An Egyptian court sentenced a prominent activist to five years in jail on Monday for violating a law that seeks to curtail demonstrations, part of one of the toughest crackdowns on dissent in the country's history.

After the verdict was read out, chants of "down, down with military rule" rang out from supporters of Alaa Abdel Fattah crowded into the courtroom.

Abdel Fattah was a leading secular figure in the 2011 revolt that toppled autocrat Hosni Mubarak. He was first sentenced on the anti-demonstration charge, along with 24 co-defendants, to 15 years in absentia before a retrial was ordered.

The blogger and software engineer has been in and out of jail on various charges since veteran leader Mubarak's fall. He is one of several well-known activists to have been jailed since the army overthrew Islamist President Mohamed Mursi in mid-2013.

Monday's verdicts saw one other defendant, Ahmed Abdulrahman, also sentenced to five years, 18 defendants to three years, and others tried in absentia to 15 years.

Earlier, the same court adjourned to March 8 the trial of two Al Jazeera television journalists charged with aiding a terrorist organisation – a reference to Mursi's since banned Muslim Brotherhood.

Abdulrahman's lawyer, Mohammed Abdelaziz, said his client would appeal the "unjust" verdict.

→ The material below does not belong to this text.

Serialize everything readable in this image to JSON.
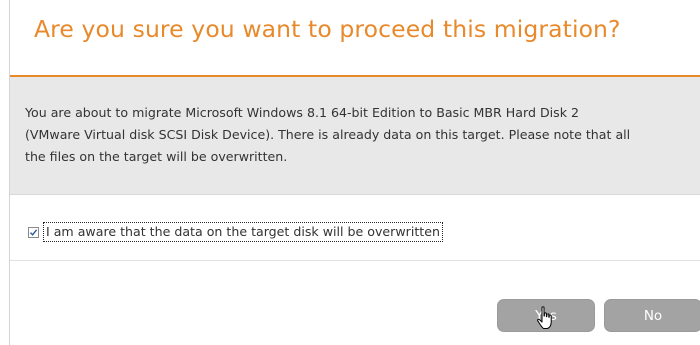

Khaled Dawoud, spokesman for the opposition Dostour Party, said those responsible for the murder of hundreds of people during the Mubarak era were still at liberty.

"Not a single official from the Mubarak regime has been sentenced, not a single police officer," he said.

"We have young Egyptians dying everyday and not a single person gets sentenced except those who believe in peaceful protest."

In January, Egypt's high court overturned the only remaining conviction against Mubarak, opening the way for his possible release four years after the revolt that toppled him and raised hopes of greater freedoms in the most populous Arab state.

Egypt's police force, which retreated into the background during Mubarak's demise, is now viewed as more powerful than ever, with human rights groups complaining it is rarely prosecuted for abuses.

The Interior Ministry says it investigates any allegations of wrongdoing by policemen.

President Abdel Fattah al-Sisi, a former army chief, has cracked down on Islamist opponents, and liberal activists like Abdel Fattah who defy authorities have also been rounded up.

By contrast, Mubarak-era figures are slowly being cleared of charges.